My Father worked in a house trailer factory as a manager. There was an accident where two of the men he was in charge of were electrocuted. He tried to save them with mouth to mouth but they died. He had always had a weakness for alcohol and he was a mean drunk. He used this excuse to become a full-fledged alcoholic. He quit his job and sold his house and boat and moved his family to Booneville, Miss. This is where the real darkness started. He never kept a steady job again and he blamed his life on eveyone he could find, especially my Mother, it gave him an excuse to keep drinking. If he had been an adult a little later in history he would have probably have been diagnosed with bipolarism as he had horrible mood swings. Maybe he could have been helped. After about a year he moved his family to Barstow, Florida and their fourth and final child, Julia Ann, was born. A couple of years later the family moved back to Belleview.

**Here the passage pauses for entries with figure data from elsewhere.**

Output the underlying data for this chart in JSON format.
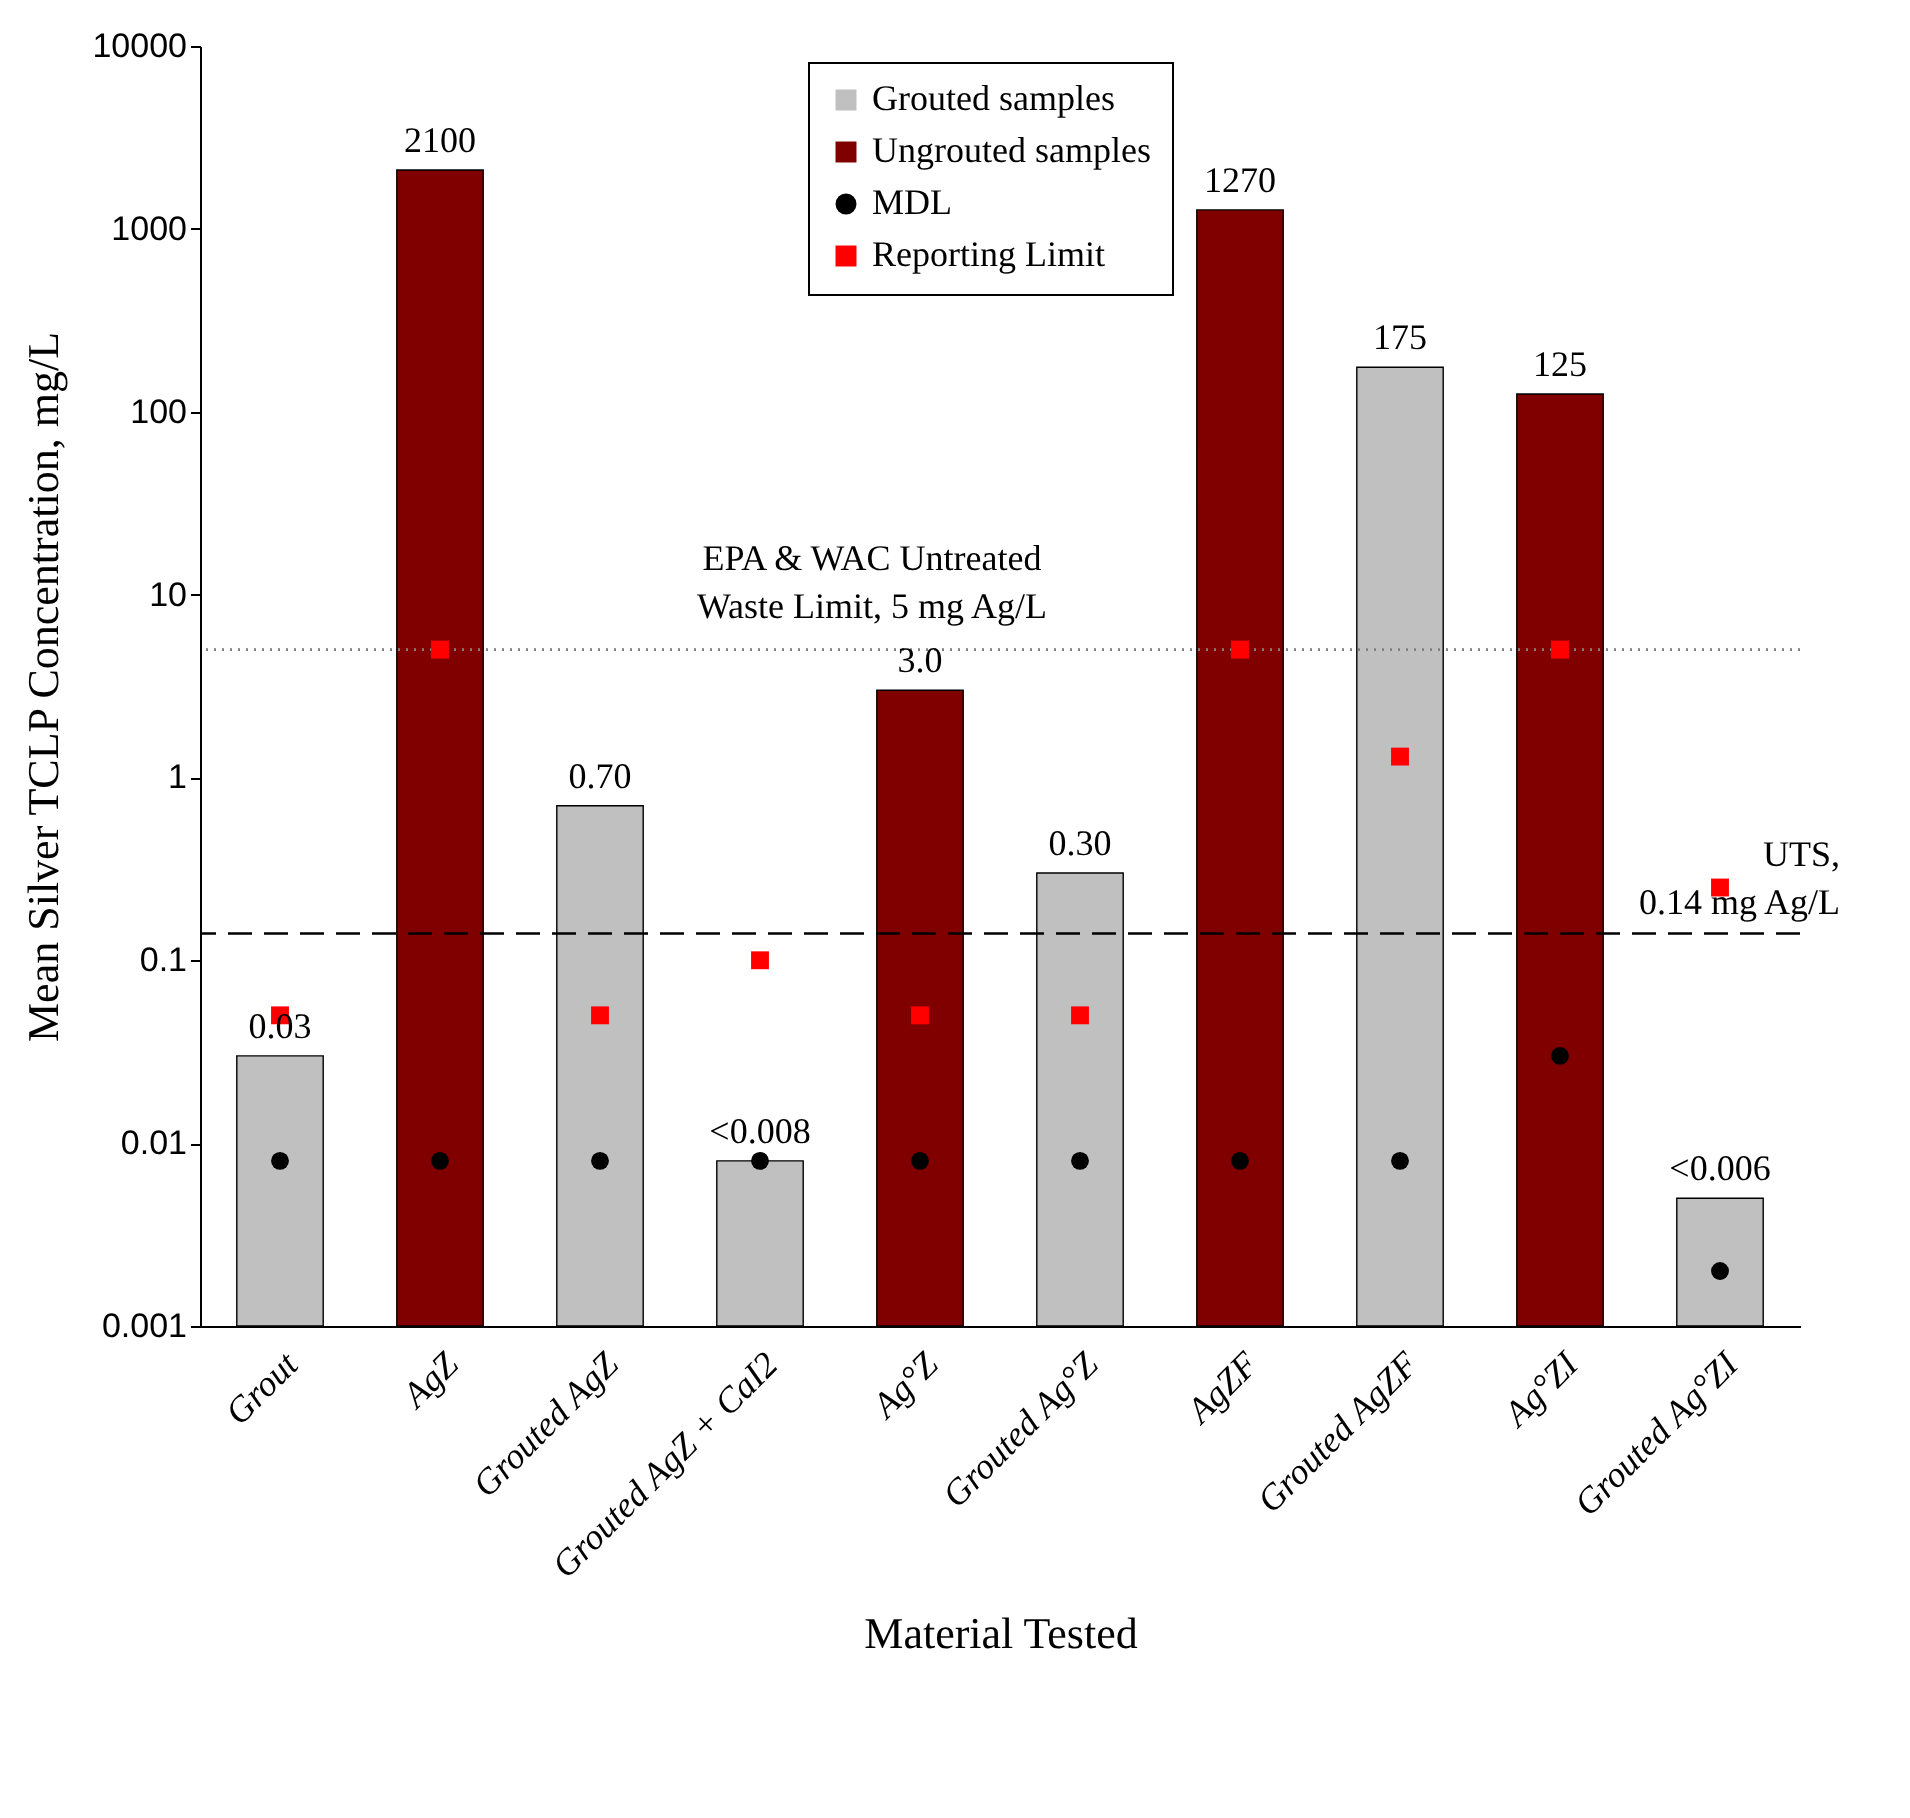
{
  "chart_data": {
    "type": "bar",
    "categories": [
      "Grout",
      "AgZ",
      "Grouted AgZ",
      "Grouted AgZ + CaI2",
      "Ag°Z",
      "Grouted Ag°Z",
      "AgZF",
      "Grouted AgZF",
      "Ag°ZI",
      "Grouted Ag°ZI"
    ],
    "xlabel": "Material Tested",
    "ylabel": "Mean Silver TCLP Concentration, mg/L",
    "log": true,
    "ylim": [
      0.001,
      10000
    ],
    "yticks": [
      0.001,
      0.01,
      0.1,
      1,
      10,
      100,
      1000,
      10000
    ],
    "legend": "top",
    "series": [
      {
        "name": "Grouted samples",
        "color": "#c0c0c0",
        "values": [
          0.03,
          null,
          0.7,
          0.008,
          null,
          0.3,
          null,
          175,
          null,
          0.005
        ],
        "value_labels": [
          "0.03",
          null,
          "0.70",
          "<0.008",
          null,
          "0.30",
          null,
          "175",
          null,
          "<0.006"
        ]
      },
      {
        "name": "Ungrouted samples",
        "color": "#800000",
        "values": [
          null,
          2100,
          null,
          null,
          3.0,
          null,
          1270,
          null,
          125,
          null
        ],
        "value_labels": [
          null,
          "2100",
          null,
          null,
          "3.0",
          null,
          "1270",
          null,
          "125",
          null
        ]
      },
      {
        "name": "MDL",
        "type": "scatter",
        "color": "#000000",
        "marker": "circle",
        "values": [
          0.008,
          0.008,
          0.008,
          0.008,
          0.008,
          0.008,
          0.008,
          0.008,
          0.03,
          0.002
        ]
      },
      {
        "name": "Reporting Limit",
        "type": "scatter",
        "color": "#ff0000",
        "marker": "square",
        "values": [
          0.05,
          5,
          0.05,
          0.1,
          0.05,
          0.05,
          5,
          1.3,
          5,
          0.25
        ]
      }
    ],
    "ref_lines": [
      {
        "axis": "y",
        "value": 5,
        "label": "EPA & WAC Untreated\nWaste Limit, 5 mg Ag/L",
        "line_style": "dotted",
        "color": "#808080"
      },
      {
        "axis": "y",
        "value": 0.14,
        "label": "UTS,\n0.14 mg Ag/L",
        "line_style": "dashed",
        "color": "#000000"
      }
    ]
  }
}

Gloria fought skin cancer from her mid-30's until she died at 69 from melanoma. During these years she traveled to California to visit me (Patty/Pat), she traveled to Boston to visit Pat and meet her new Granddaughter Lorena Nicole MacMillan, she traveled to Virginia to visit Pat and meet her Granddaughter Kellie LaMay MacMillan. She always wanted to go to Ireland but never got there. She continued trying to be a good Mother to her children, she did all she could for them. She refused to divorce her abusive husband and at the end he nursed her unselfishly. She died in a hospice after which her ashes were sprinkled over the graves of her parents in Belleview Cemetery. It gives me great comfort to know that after crossing over she is happy, young, and with her family again. I loved my Mother, as did all her daughters. She is missed.